Push through the pain. Put on a brave face. Take action when necessary, and let go when the time is right. But I was having trouble putting my own words into practice.
“Can you let go of any expectations of what this class would look and sound like today?” I asked my students. “Instead, let your breathing guide your movements, finding transformation in the renewal of this mindful approach to your practice.”
But all I could think about was why the stereo wasn’t working, and wouldn’t it be easier if my music was supplementing my words, soothing my students?
And then I started to understand, to experience an epiphany of my own.
“I’m talking you all through this meditative experience, and all I can think about is why the stereo is not cooperating,” I said, laughing at the irony of the situation. “The joke’s on me.”
That was the moment when I truly began to connect with my class on a day when I was doing all I could to avoid real connection, or lack thereof, of any situation that would remind me of the mother I had lost.
During the next 45 minutes, I guided the class through a set of restorative sequences and allowed myself to feel healed by the students that had become my teachers and the scenario that God had designed.
“We are all forced into silence and stillness throughout our lives,” I heard myself say as the practice drew to a close. “How can we move through those moments with grace and gratefulness, not conforming to the pattern of expectation, but being transformed by the renewal of our thoughts?”

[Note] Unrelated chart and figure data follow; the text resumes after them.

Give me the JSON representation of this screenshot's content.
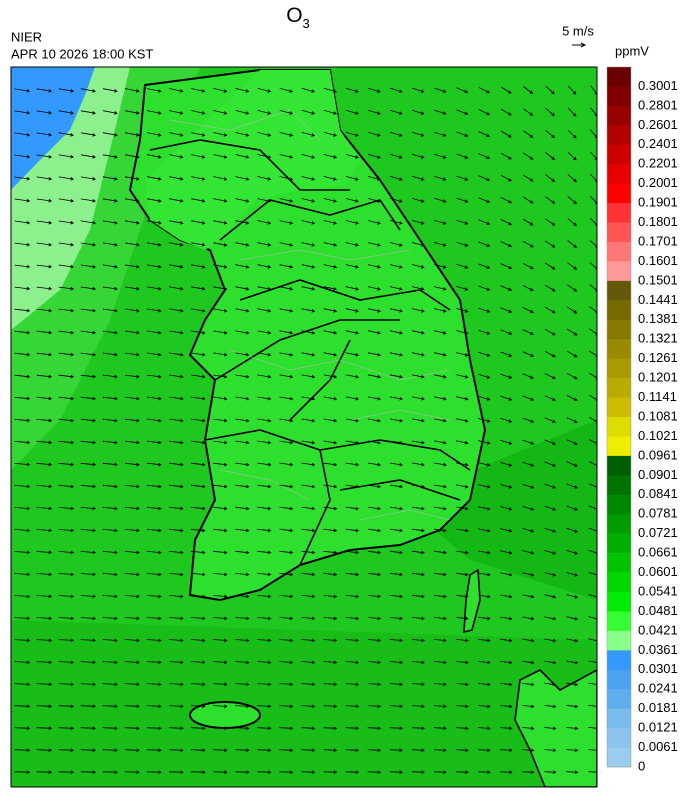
{
  "header": {
    "title": "O",
    "title_sub": "3",
    "agency": "NIER",
    "datetime": "APR 10 2026 18:00 KST"
  },
  "wind_scale": {
    "label": "5 m/s"
  },
  "legend": {
    "unit": "ppmV",
    "labels": [
      0.3001,
      0.2801,
      0.2601,
      0.2401,
      0.2201,
      0.2001,
      0.1901,
      0.1801,
      0.1701,
      0.1601,
      0.1501,
      0.1441,
      0.1381,
      0.1321,
      0.1261,
      0.1201,
      0.1141,
      0.1081,
      0.1021,
      0.0961,
      0.0901,
      0.0841,
      0.0781,
      0.0721,
      0.0661,
      0.0601,
      0.0541,
      0.0481,
      0.0421,
      0.0361,
      0.0301,
      0.0241,
      0.0181,
      0.0121,
      0.0061,
      0
    ],
    "colors": [
      "#6b0000",
      "#800000",
      "#990000",
      "#b30000",
      "#cc0000",
      "#e60000",
      "#ff0000",
      "#ff3333",
      "#ff5555",
      "#ff7777",
      "#ff9999",
      "#66580a",
      "#776a00",
      "#887a00",
      "#998a00",
      "#aa9a00",
      "#bbaa00",
      "#ccbb00",
      "#dddd00",
      "#eeee00",
      "#005f00",
      "#007300",
      "#008800",
      "#009c00",
      "#00b000",
      "#00c400",
      "#00d800",
      "#00ec00",
      "#33ff33",
      "#88ff88",
      "#3399ff",
      "#4aa2f0",
      "#5eaded",
      "#78bbee",
      "#8cc4ee",
      "#99ccee"
    ]
  }
}
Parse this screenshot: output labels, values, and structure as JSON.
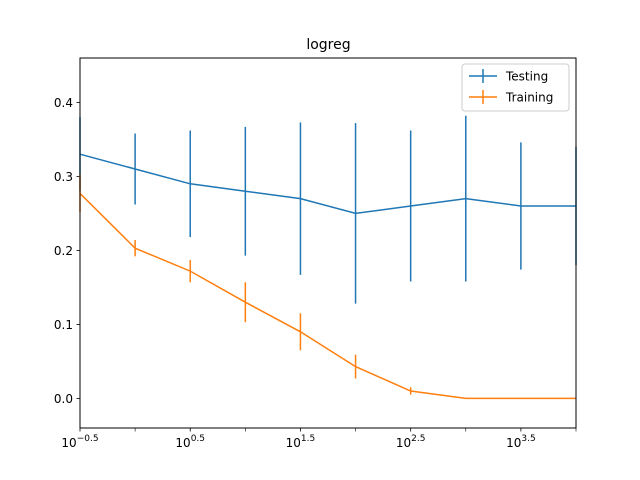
{
  "chart_data": {
    "type": "line",
    "title": "logreg",
    "xscale": "log",
    "x": [
      0.3162,
      1,
      3.162,
      10,
      31.62,
      100,
      316.2,
      1000,
      3162,
      10000
    ],
    "xlim": [
      0.3162,
      10000
    ],
    "ylim": [
      -0.04,
      0.46
    ],
    "xticks": [
      {
        "value": 0.3162,
        "base": "10",
        "exp": "−0.5"
      },
      {
        "value": 3.162,
        "base": "10",
        "exp": "0.5"
      },
      {
        "value": 31.62,
        "base": "10",
        "exp": "1.5"
      },
      {
        "value": 316.2,
        "base": "10",
        "exp": "2.5"
      },
      {
        "value": 3162,
        "base": "10",
        "exp": "3.5"
      }
    ],
    "xminor": [
      1,
      10,
      100,
      1000,
      10000
    ],
    "yticks": [
      {
        "value": 0.0,
        "label": "0.0"
      },
      {
        "value": 0.1,
        "label": "0.1"
      },
      {
        "value": 0.2,
        "label": "0.2"
      },
      {
        "value": 0.3,
        "label": "0.3"
      },
      {
        "value": 0.4,
        "label": "0.4"
      }
    ],
    "legend_position": "top-right",
    "series": [
      {
        "name": "Testing",
        "color": "#1f77b4",
        "values": [
          0.33,
          0.31,
          0.29,
          0.28,
          0.27,
          0.25,
          0.26,
          0.27,
          0.26,
          0.26
        ],
        "errors": [
          0.05,
          0.048,
          0.072,
          0.087,
          0.103,
          0.122,
          0.102,
          0.112,
          0.086,
          0.08
        ]
      },
      {
        "name": "Training",
        "color": "#ff7f0e",
        "values": [
          0.277,
          0.203,
          0.172,
          0.13,
          0.09,
          0.043,
          0.01,
          0.0,
          0.0,
          0.0
        ],
        "errors": [
          0.025,
          0.011,
          0.015,
          0.027,
          0.025,
          0.016,
          0.005,
          0.0,
          0.0,
          0.0
        ]
      }
    ]
  }
}
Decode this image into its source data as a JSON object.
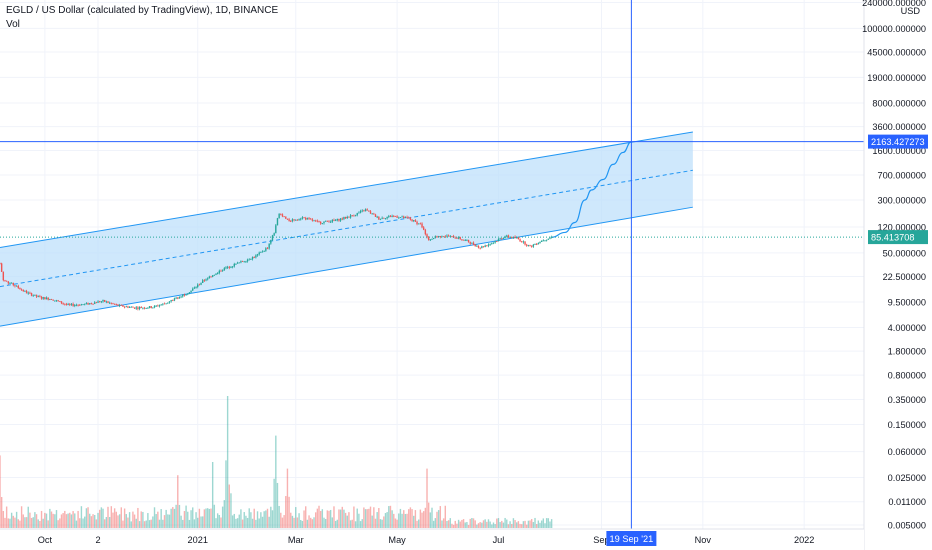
{
  "header": {
    "title": "EGLD / US Dollar (calculated by TradingView), 1D, BINANCE",
    "indicator": "Vol"
  },
  "colors": {
    "up": "#26a69a",
    "down": "#ef5350",
    "channel_line": "#2196f3",
    "channel_fill": "#bbdefb",
    "crosshair": "#2962ff",
    "price_tag": "#26a69a",
    "grid": "#f0f3fa"
  },
  "chart_data": {
    "type": "candlestick",
    "y_scale": "log",
    "y_unit": "USD",
    "y_tick_labels": [
      "240000.000000",
      "100000.000000",
      "45000.000000",
      "19000.000000",
      "8000.000000",
      "3600.000000",
      "1600.000000",
      "700.000000",
      "300.000000",
      "120.000000",
      "50.000000",
      "22.500000",
      "9.500000",
      "4.000000",
      "1.800000",
      "0.800000",
      "0.350000",
      "0.150000",
      "0.060000",
      "0.025000",
      "0.011000",
      "0.005000"
    ],
    "y_ticks": [
      240000,
      100000,
      45000,
      19000,
      8000,
      3600,
      1600,
      700,
      300,
      120,
      50,
      22.5,
      9.5,
      4,
      1.8,
      0.8,
      0.35,
      0.15,
      0.06,
      0.025,
      0.011,
      0.005
    ],
    "x_tick_labels": [
      "Oct",
      "2",
      "2021",
      "Mar",
      "May",
      "Jul",
      "Sep",
      "Nov",
      "2022"
    ],
    "x_ticks": [
      "2020-10-01",
      "2020-11-02",
      "2021-01-01",
      "2021-03-01",
      "2021-05-01",
      "2021-07-01",
      "2021-09-01",
      "2021-11-01",
      "2022-01-01"
    ],
    "x_range": [
      "2020-09-04",
      "2022-02-06"
    ],
    "last_price": "85.413708",
    "crosshair_price": "2163.427273",
    "crosshair_date": "19 Sep '21",
    "crosshair_value": 2163.427273,
    "crosshair_x": "2021-09-19",
    "price_path": [
      [
        "2020-09-04",
        35
      ],
      [
        "2020-09-06",
        20
      ],
      [
        "2020-09-12",
        17
      ],
      [
        "2020-09-20",
        13
      ],
      [
        "2020-09-28",
        11
      ],
      [
        "2020-10-05",
        10.5
      ],
      [
        "2020-10-15",
        8.5
      ],
      [
        "2020-10-25",
        8.8
      ],
      [
        "2020-11-05",
        9.8
      ],
      [
        "2020-11-15",
        8.3
      ],
      [
        "2020-11-25",
        7.8
      ],
      [
        "2020-12-05",
        8
      ],
      [
        "2020-12-12",
        9
      ],
      [
        "2020-12-20",
        11
      ],
      [
        "2020-12-28",
        14
      ],
      [
        "2021-01-05",
        20
      ],
      [
        "2021-01-15",
        28
      ],
      [
        "2021-01-25",
        35
      ],
      [
        "2021-02-05",
        45
      ],
      [
        "2021-02-12",
        60
      ],
      [
        "2021-02-16",
        100
      ],
      [
        "2021-02-19",
        195
      ],
      [
        "2021-02-25",
        150
      ],
      [
        "2021-03-05",
        165
      ],
      [
        "2021-03-15",
        140
      ],
      [
        "2021-03-25",
        150
      ],
      [
        "2021-04-05",
        180
      ],
      [
        "2021-04-12",
        215
      ],
      [
        "2021-04-20",
        160
      ],
      [
        "2021-04-28",
        175
      ],
      [
        "2021-05-08",
        160
      ],
      [
        "2021-05-15",
        130
      ],
      [
        "2021-05-20",
        80
      ],
      [
        "2021-05-28",
        90
      ],
      [
        "2021-06-05",
        85
      ],
      [
        "2021-06-12",
        75
      ],
      [
        "2021-06-20",
        60
      ],
      [
        "2021-06-28",
        72
      ],
      [
        "2021-07-05",
        88
      ],
      [
        "2021-07-12",
        82
      ],
      [
        "2021-07-20",
        62
      ],
      [
        "2021-07-28",
        78
      ],
      [
        "2021-08-02",
        85
      ]
    ],
    "projection_path": [
      [
        "2021-08-02",
        85
      ],
      [
        "2021-08-10",
        100
      ],
      [
        "2021-08-16",
        140
      ],
      [
        "2021-08-22",
        300
      ],
      [
        "2021-08-26",
        420
      ],
      [
        "2021-09-02",
        600
      ],
      [
        "2021-09-08",
        1000
      ],
      [
        "2021-09-14",
        1500
      ],
      [
        "2021-09-19",
        2163
      ]
    ],
    "channel": {
      "upper": [
        [
          "2020-09-04",
          60
        ],
        [
          "2021-10-26",
          3000
        ]
      ],
      "middle": [
        [
          "2020-09-04",
          16
        ],
        [
          "2021-10-26",
          820
        ]
      ],
      "lower": [
        [
          "2020-09-04",
          4.2
        ],
        [
          "2021-10-26",
          235
        ]
      ]
    },
    "volume_series": "relative daily trading volume (0-1)",
    "volume_peaks": [
      [
        "2020-09-04",
        0.55
      ],
      [
        "2020-12-20",
        0.4
      ],
      [
        "2021-01-10",
        0.5
      ],
      [
        "2021-01-19",
        1.0
      ],
      [
        "2021-02-17",
        0.7
      ],
      [
        "2021-02-24",
        0.45
      ],
      [
        "2021-05-19",
        0.45
      ]
    ]
  }
}
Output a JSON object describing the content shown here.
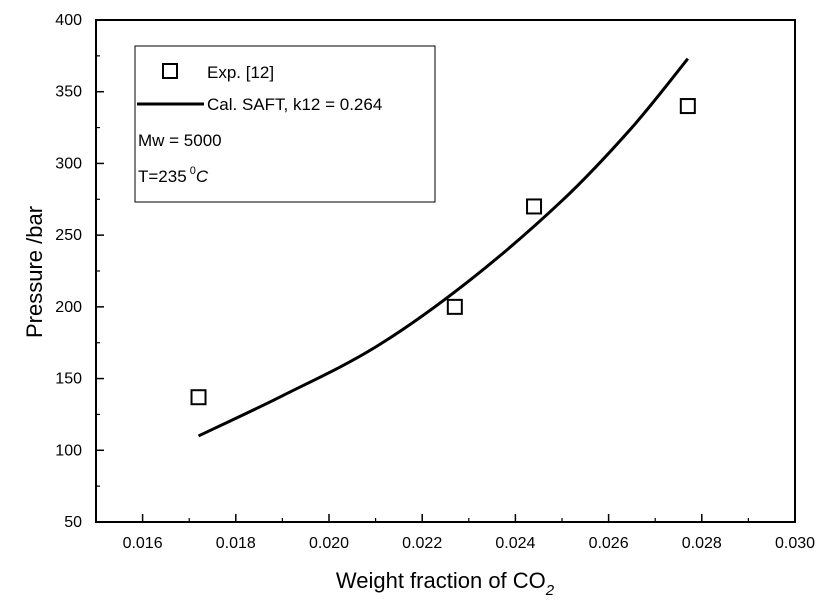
{
  "chart_data": {
    "type": "scatter",
    "xlabel": "Weight fraction of CO",
    "xlabel_subscript": "2",
    "ylabel": "Pressure /bar",
    "xlim": [
      0.015,
      0.03
    ],
    "ylim": [
      50,
      400
    ],
    "x_ticks": [
      "0.016",
      "0.018",
      "0.020",
      "0.022",
      "0.024",
      "0.026",
      "0.028",
      "0.030"
    ],
    "y_ticks": [
      "50",
      "100",
      "150",
      "200",
      "250",
      "300",
      "350",
      "400"
    ],
    "legend_placement": "top-left",
    "grid": false,
    "series": [
      {
        "name": "Exp. [12]",
        "kind": "markers",
        "marker": "open-square",
        "x": [
          0.0172,
          0.0227,
          0.0244,
          0.0277
        ],
        "y": [
          137,
          200,
          270,
          340
        ]
      },
      {
        "name": "Cal. SAFT, k12 = 0.264",
        "kind": "line",
        "x": [
          0.0172,
          0.019,
          0.021,
          0.023,
          0.025,
          0.0265,
          0.0277
        ],
        "y": [
          110,
          138,
          172,
          218,
          274,
          325,
          373
        ]
      }
    ],
    "annotations": [
      "Mw = 5000",
      "T=235",
      "0",
      "C"
    ]
  },
  "colors": {
    "axis": "#000000",
    "series": "#000000",
    "background": "#ffffff"
  }
}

After class, everyone voiced appreciation for an hour of silence, time to tune out the noise of the world and go inward. It was a gift that we all needed, and it was one I may not have chosen on this particular day.
“Laugh at life,” my mom used to say, radiant and joyful in spite of the disease that was her constant companion for years. “This is the day that the Lord has made. We will rejoice and be glad in it!”
This morning during the service at Church, I was captured by the Prayer by Patriarch Sophronios of Jerusalem.
“Today those above celebrate with those below, and those below converse with those above.”
Today, on the anniversary of her passing, my mother, in communion with Christ, chose to speak to me through silence. And I couldn’t have asked for a more perfect gift. Memory eternal, Μανούλα Μου. I love you so much.